The allies of ousted Suella Braverman are preparing for a civil war that could lead to dozens of letters of no confidence being submitted and MPs revealing “damning evidence” about the prime minister.
In Westminster, Foreign Secretary David Cameron will attend his first Cabinet meeting since leaving Number 10 in 2016.
He will be joined by Esther McVey, who was appointed Britain’s first “common sense” minister, and Vicky Atkins, who shot up the ministerial ladder to take over as health secretary.
Mr Sunak will turn to his new top team and hope their more moderate outlook will be enough to spark a revival in the polls.
The Tories are currently around 20 points behind Labor.
A short-term YouGov poll yesterday found that 57% of the public thought it was right for the Prime Minister to fire Ms Braverman.

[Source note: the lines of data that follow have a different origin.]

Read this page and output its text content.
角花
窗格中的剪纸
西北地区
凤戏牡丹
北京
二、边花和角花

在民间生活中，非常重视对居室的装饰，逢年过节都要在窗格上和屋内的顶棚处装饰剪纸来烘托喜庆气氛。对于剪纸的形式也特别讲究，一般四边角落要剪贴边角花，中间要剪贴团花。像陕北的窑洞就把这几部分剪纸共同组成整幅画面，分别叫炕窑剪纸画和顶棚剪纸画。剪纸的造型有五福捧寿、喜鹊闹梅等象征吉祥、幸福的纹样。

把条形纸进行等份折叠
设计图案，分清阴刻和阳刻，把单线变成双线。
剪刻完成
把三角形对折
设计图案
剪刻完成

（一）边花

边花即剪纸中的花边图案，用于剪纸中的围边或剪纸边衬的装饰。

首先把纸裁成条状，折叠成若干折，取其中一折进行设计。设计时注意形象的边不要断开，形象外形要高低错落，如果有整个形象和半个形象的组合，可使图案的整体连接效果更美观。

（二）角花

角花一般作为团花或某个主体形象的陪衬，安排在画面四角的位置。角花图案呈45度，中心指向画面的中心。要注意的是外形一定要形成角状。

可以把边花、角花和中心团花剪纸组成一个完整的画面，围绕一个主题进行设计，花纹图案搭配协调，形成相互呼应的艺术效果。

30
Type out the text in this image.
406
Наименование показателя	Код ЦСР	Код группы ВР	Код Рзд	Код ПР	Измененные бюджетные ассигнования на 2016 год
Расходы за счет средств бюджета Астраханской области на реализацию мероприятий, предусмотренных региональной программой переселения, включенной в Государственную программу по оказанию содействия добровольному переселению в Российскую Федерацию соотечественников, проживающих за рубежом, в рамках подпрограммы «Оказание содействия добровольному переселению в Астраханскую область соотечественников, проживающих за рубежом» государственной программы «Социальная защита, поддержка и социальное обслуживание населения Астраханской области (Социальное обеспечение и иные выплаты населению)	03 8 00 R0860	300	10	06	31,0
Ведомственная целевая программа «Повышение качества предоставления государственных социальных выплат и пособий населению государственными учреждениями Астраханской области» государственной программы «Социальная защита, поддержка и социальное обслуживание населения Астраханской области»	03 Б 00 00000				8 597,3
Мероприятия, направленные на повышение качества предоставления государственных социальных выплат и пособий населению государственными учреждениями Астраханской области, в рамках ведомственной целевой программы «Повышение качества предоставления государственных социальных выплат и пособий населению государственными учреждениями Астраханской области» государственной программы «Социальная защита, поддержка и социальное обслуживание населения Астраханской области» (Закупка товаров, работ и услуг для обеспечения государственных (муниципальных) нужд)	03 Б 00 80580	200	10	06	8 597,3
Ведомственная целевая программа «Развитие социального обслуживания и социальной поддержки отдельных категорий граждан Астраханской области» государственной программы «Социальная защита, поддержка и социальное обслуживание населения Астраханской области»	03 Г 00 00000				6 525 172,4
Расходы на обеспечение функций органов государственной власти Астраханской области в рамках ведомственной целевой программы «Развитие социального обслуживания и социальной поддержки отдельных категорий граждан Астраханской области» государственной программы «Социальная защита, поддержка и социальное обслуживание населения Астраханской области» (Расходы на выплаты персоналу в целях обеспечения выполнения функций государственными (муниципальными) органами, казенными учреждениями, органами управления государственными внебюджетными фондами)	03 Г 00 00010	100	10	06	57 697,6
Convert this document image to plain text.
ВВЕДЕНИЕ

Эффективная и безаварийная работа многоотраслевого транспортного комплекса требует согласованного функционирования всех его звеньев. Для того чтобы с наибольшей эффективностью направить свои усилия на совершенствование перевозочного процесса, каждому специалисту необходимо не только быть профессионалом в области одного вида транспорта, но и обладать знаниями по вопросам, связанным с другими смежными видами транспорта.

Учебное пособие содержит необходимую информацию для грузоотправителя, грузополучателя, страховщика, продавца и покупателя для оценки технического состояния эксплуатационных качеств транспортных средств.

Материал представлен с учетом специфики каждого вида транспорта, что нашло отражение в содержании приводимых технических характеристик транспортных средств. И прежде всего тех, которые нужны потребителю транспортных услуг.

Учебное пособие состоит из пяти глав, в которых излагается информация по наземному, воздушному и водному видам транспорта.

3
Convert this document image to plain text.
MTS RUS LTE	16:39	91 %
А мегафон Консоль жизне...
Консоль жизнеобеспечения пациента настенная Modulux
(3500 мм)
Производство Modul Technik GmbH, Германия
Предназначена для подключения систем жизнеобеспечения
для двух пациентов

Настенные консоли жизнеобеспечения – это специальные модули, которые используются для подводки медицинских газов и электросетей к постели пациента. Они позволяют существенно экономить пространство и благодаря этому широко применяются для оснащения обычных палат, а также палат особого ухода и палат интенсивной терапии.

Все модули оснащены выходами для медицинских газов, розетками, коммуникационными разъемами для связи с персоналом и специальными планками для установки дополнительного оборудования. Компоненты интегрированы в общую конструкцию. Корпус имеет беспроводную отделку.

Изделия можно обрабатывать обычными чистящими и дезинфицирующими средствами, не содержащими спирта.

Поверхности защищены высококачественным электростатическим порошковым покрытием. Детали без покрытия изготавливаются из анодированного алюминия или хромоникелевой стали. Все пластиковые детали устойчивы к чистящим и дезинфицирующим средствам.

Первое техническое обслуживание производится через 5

But only 24% believe bringing in Lord Cameron was a good idea.
No 10 is prepared for Ms Braverman’s retaliation and its allies are threatening to reveal “damning” evidence about Mr Sunak’s “hesitation and delay” on small boats.
Last night the senior Tories lined up on the right to defend their former Cabinet bastion.
Former ministers Sir Jacob Rees-Mogg and Sir Simon Clarke criticized her removal.
And already an MP has sent a letter of no confidence to the chairman of the 1922 backbench committee, Sir Graham Brady.
Dame Andrea Jenkyns, a staunch Boris Johnson ally, said: “It’s time for Rishi Sunak to replace him with a ‘real’ Conservative leader.”
This morning new Tory leader Richard Holden insisted his party is a “broad church”.
He told LBC: “It is right that we have a broad church with real experience that wants to serve the country.”
“Cameron was prime minister for six years and chairman for 11 years – that’s a really positive sign.”
“They want that mix of new ideas and experiences.”
Mr Holden added: “David is someone with a lot of experience who has a lot to give.”
“You see a broad party representing all parts of the country in the next election.”